Project description:Glioblastoma multiforme (GBM) is the most aggressive brain tumor with poor prognosis to most patients. Immunotherapy of GBM is a potentially beneficial treatment option, whose optimal implementation may depend on familiarity with tumor specific antigens, presented as HLA peptides by the GBM cells. Further, early detection of GBM, such as by a routine blood test, may improve survival, even with the current treatment modalities. This study includes large-scale analyses of the HLA peptidome (immunopeptidome) of the plasma-soluble HLA molecules (sHLA) of 142 plasma samples, and the membranal HLA of GBM tumors of 10 of these patients' tumor samples. Tumor samples were fresh-frozen immediately after surgery and the plasma samples were collected before, and at multiple visits after surgery. In total, this HLA peptidome analysis involved 52 different HLA allotypes and resulted in the identification of more than 35,000 different HLA peptides. Strong correlations were observed in the signal intensities and in the repertoires of identified peptides between the tumors and plasma-soluble HLA peptidomes of the individual patients, whereas low correlations were observed between these HLA peptidomes and the tumors' proteomes.
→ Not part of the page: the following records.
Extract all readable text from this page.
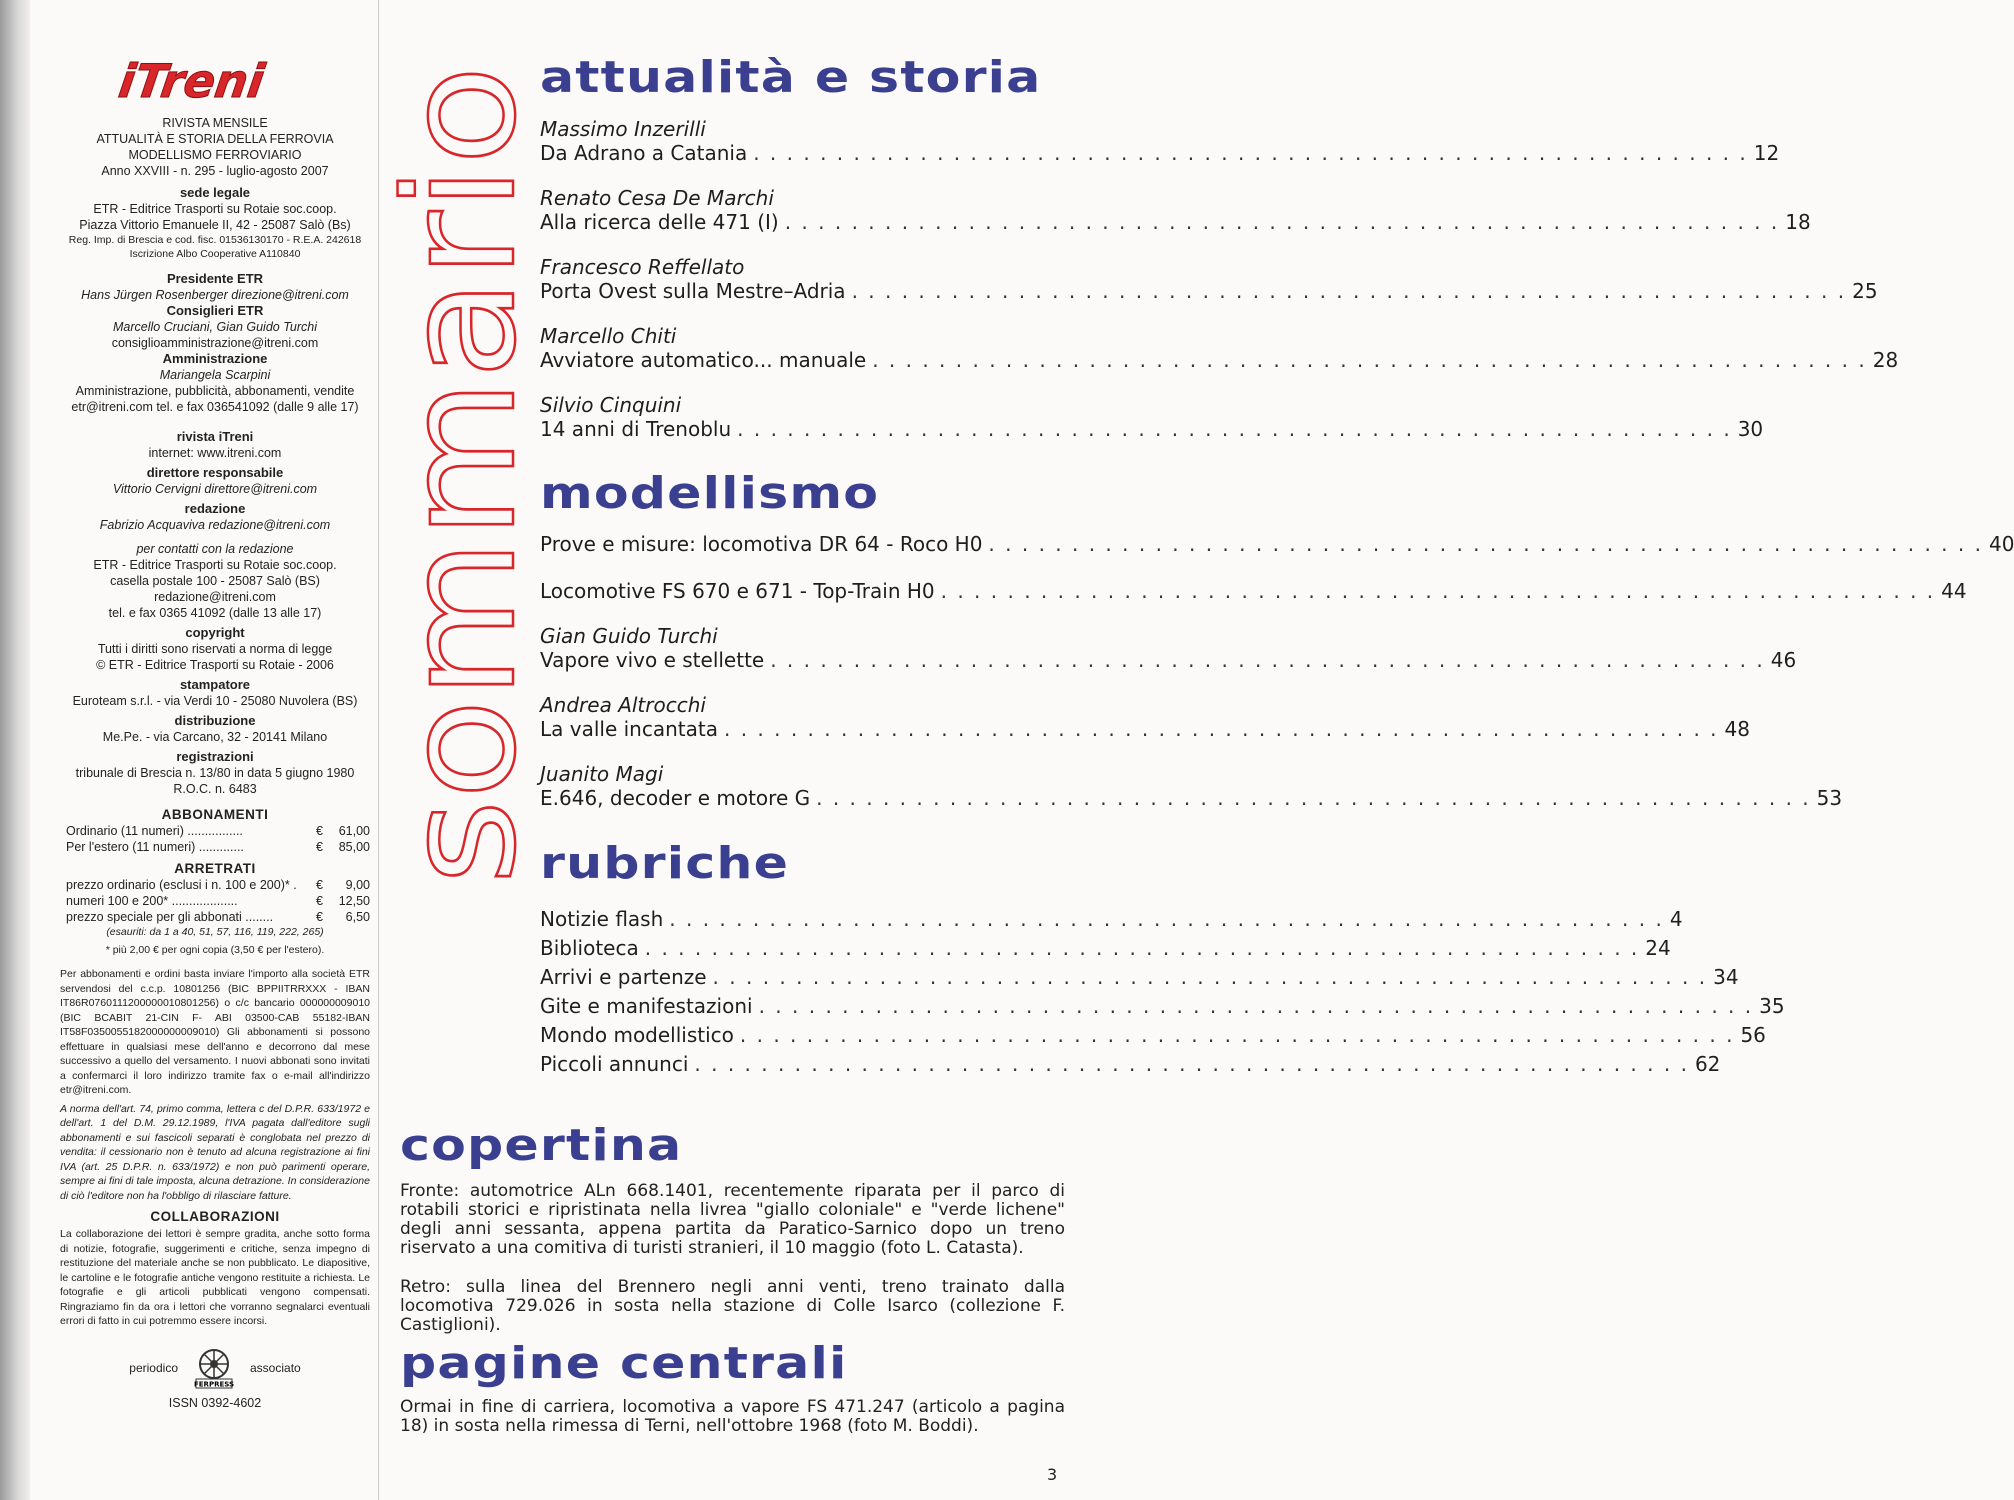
iTreni
RIVISTA MENSILE
ATTUALITÀ E STORIA DELLA FERROVIA
MODELLISMO FERROVIARIO
Anno XXVIII - n. 295 - luglio-agosto 2007
sede legale
ETR - Editrice Trasporti su Rotaie soc.coop.
Piazza Vittorio Emanuele II, 42 - 25087 Salò (Bs)
Reg. Imp. di Brescia e cod. fisc. 01536130170 - R.E.A. 242618
Iscrizione Albo Cooperative A110840
Presidente ETR
Hans Jürgen Rosenberger direzione@itreni.com
Consiglieri ETR
Marcello Cruciani, Gian Guido Turchi
consiglioamministrazione@itreni.com
Amministrazione
Mariangela Scarpini
Amministrazione, pubblicità, abbonamenti, vendite
etr@itreni.com tel. e fax 036541092 (dalle 9 alle 17)
rivista iTreni
internet: www.itreni.com
direttore responsabile
Vittorio Cervigni direttore@itreni.com
redazione
Fabrizio Acquaviva redazione@itreni.com
per contatti con la redazione
ETR - Editrice Trasporti su Rotaie soc.coop.
casella postale 100 - 25087 Salò (BS)
redazione@itreni.com
tel. e fax 0365 41092 (dalle 13 alle 17)
copyright
Tutti i diritti sono riservati a norma di legge
© ETR - Editrice Trasporti su Rotaie - 2006
stampatore
Euroteam s.r.l. - via Verdi 10 - 25080 Nuvolera (BS)
distribuzione
Me.Pe. - via Carcano, 32 - 20141 Milano
registrazioni
tribunale di Brescia n. 13/80 in data 5 giugno 1980
R.O.C. n. 6483
ABBONAMENTI
Ordinario (11 numeri) ................	€	61,00
Per l'estero (11 numeri) .............	€	85,00
ARRETRATI
prezzo ordinario (esclusi i n. 100 e 200)* .	€	9,00
numeri 100 e 200* ...................	€	12,50
prezzo speciale per gli abbonati ........	€	6,50
(esauriti: da 1 a 40, 51, 57, 116, 119, 222, 265)
* più 2,00 € per ogni copia (3,50 € per l'estero).
Per abbonamenti e ordini basta inviare l'importo alla società ETR servendosi del c.c.p. 10801256 (BIC BPPIITRRXXX - IBAN IT86R0760111200000010801256) o c/c bancario 000000009010 (BIC BCABIT 21-CIN F- ABI 03500-CAB 55182-IBAN IT58F0350055182000000009010) Gli abbonamenti si possono effettuare in qualsiasi mese dell'anno e decorrono dal mese successivo a quello del versamento. I nuovi abbonati sono invitati a confermarci il loro indirizzo tramite fax o e-mail all'indirizzo etr@itreni.com.
A norma dell'art. 74, primo comma, lettera c del D.P.R. 633/1972 e dell'art. 1 del D.M. 29.12.1989, l'IVA pagata dall'editore sugli abbonamenti e sui fascicoli separati è conglobata nel prezzo di vendita: il cessionario non è tenuto ad alcuna registrazione ai fini IVA (art. 25 D.P.R. n. 633/1972) e non può parimenti operare, sempre ai fini di tale imposta, alcuna detrazione. In considerazione di ciò l'editore non ha l'obbligo di rilasciare fatture.
COLLABORAZIONI
La collaborazione dei lettori è sempre gradita, anche sotto forma di notizie, fotografie, suggerimenti e critiche, senza impegno di restituzione del materiale anche se non pubblicato. Le diapositive, le cartoline e le fotografie antiche vengono restituite a richiesta. Le fotografie e gli articoli pubblicati vengono compensati. Ringraziamo fin da ora i lettori che vorranno segnalarci eventuali errori di fatto in cui potremmo essere incorsi.
periodico
FERPRESS
associato
ISSN 0392-4602
sommario
attualità e storia
Massimo Inzerilli
Da Adrano a Catania . . . . . . . . . . . . . . . . . . . . . . . . . . . . . . . . . . . . . . . . . . . . . . . . . . . . . . . . . . . . 12
Renato Cesa De Marchi
Alla ricerca delle 471 (I) . . . . . . . . . . . . . . . . . . . . . . . . . . . . . . . . . . . . . . . . . . . . . . . . . . . . . . . . . . . . 18
Francesco Reffellato
Porta Ovest sulla Mestre–Adria . . . . . . . . . . . . . . . . . . . . . . . . . . . . . . . . . . . . . . . . . . . . . . . . . . . . . . . . . . . . 25
Marcello Chiti
Avviatore automatico... manuale . . . . . . . . . . . . . . . . . . . . . . . . . . . . . . . . . . . . . . . . . . . . . . . . . . . . . . . . . . . . 28
Silvio Cinquini
14 anni di Trenoblu . . . . . . . . . . . . . . . . . . . . . . . . . . . . . . . . . . . . . . . . . . . . . . . . . . . . . . . . . . . . 30
modellismo
Prove e misure: locomotiva DR 64 - Roco H0 . . . . . . . . . . . . . . . . . . . . . . . . . . . . . . . . . . . . . . . . . . . . . . . . . . . . . . . . . . . . 40
Locomotive FS 670 e 671 - Top-Train H0 . . . . . . . . . . . . . . . . . . . . . . . . . . . . . . . . . . . . . . . . . . . . . . . . . . . . . . . . . . . . 44
Gian Guido Turchi
Vapore vivo e stellette . . . . . . . . . . . . . . . . . . . . . . . . . . . . . . . . . . . . . . . . . . . . . . . . . . . . . . . . . . . . 46
Andrea Altrocchi
La valle incantata . . . . . . . . . . . . . . . . . . . . . . . . . . . . . . . . . . . . . . . . . . . . . . . . . . . . . . . . . . . . 48
Juanito Magi
E.646, decoder e motore G . . . . . . . . . . . . . . . . . . . . . . . . . . . . . . . . . . . . . . . . . . . . . . . . . . . . . . . . . . . . 53
rubriche
Notizie flash . . . . . . . . . . . . . . . . . . . . . . . . . . . . . . . . . . . . . . . . . . . . . . . . . . . . . . . . . . . . 4
Biblioteca . . . . . . . . . . . . . . . . . . . . . . . . . . . . . . . . . . . . . . . . . . . . . . . . . . . . . . . . . . . . 24
Arrivi e partenze . . . . . . . . . . . . . . . . . . . . . . . . . . . . . . . . . . . . . . . . . . . . . . . . . . . . . . . . . . . . 34
Gite e manifestazioni . . . . . . . . . . . . . . . . . . . . . . . . . . . . . . . . . . . . . . . . . . . . . . . . . . . . . . . . . . . . 35
Mondo modellistico . . . . . . . . . . . . . . . . . . . . . . . . . . . . . . . . . . . . . . . . . . . . . . . . . . . . . . . . . . . . 56
Piccoli annunci . . . . . . . . . . . . . . . . . . . . . . . . . . . . . . . . . . . . . . . . . . . . . . . . . . . . . . . . . . . . 62
copertina
Fronte: automotrice ALn 668.1401, recentemente riparata per il parco di rotabili storici e ripristinata nella livrea "giallo coloniale" e "verde lichene" degli anni sessanta, appena partita da Paratico-Sarnico dopo un treno riservato a una comitiva di turisti stranieri, il 10 maggio (foto L. Catasta).
Retro: sulla linea del Brennero negli anni venti, treno trainato dalla locomotiva 729.026 in sosta nella stazione di Colle Isarco (collezione F. Castiglioni).
pagine centrali
Ormai in fine di carriera, locomotiva a vapore FS 471.247 (articolo a pagina 18) in sosta nella rimessa di Terni, nell'ottobre 1968 (foto M. Boddi).
3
HLA peptides derived from Cancer/Testis Antigens (CTAs) were selected based on their presence among the HLA peptidomes of the patients and absence of expression of their source genes from any healthy and essential human tissues, except from immune-privileged sites. Additionally, peptides were selected as potential biomarkers if their levels in the plasma-sHLA peptidome were significantly reduced after the removal of tumor mass. The CTAs identified among the analyzed HLA peptidomes provide new opportunities for personalized immunotherapy and for early diagnosis of GBM.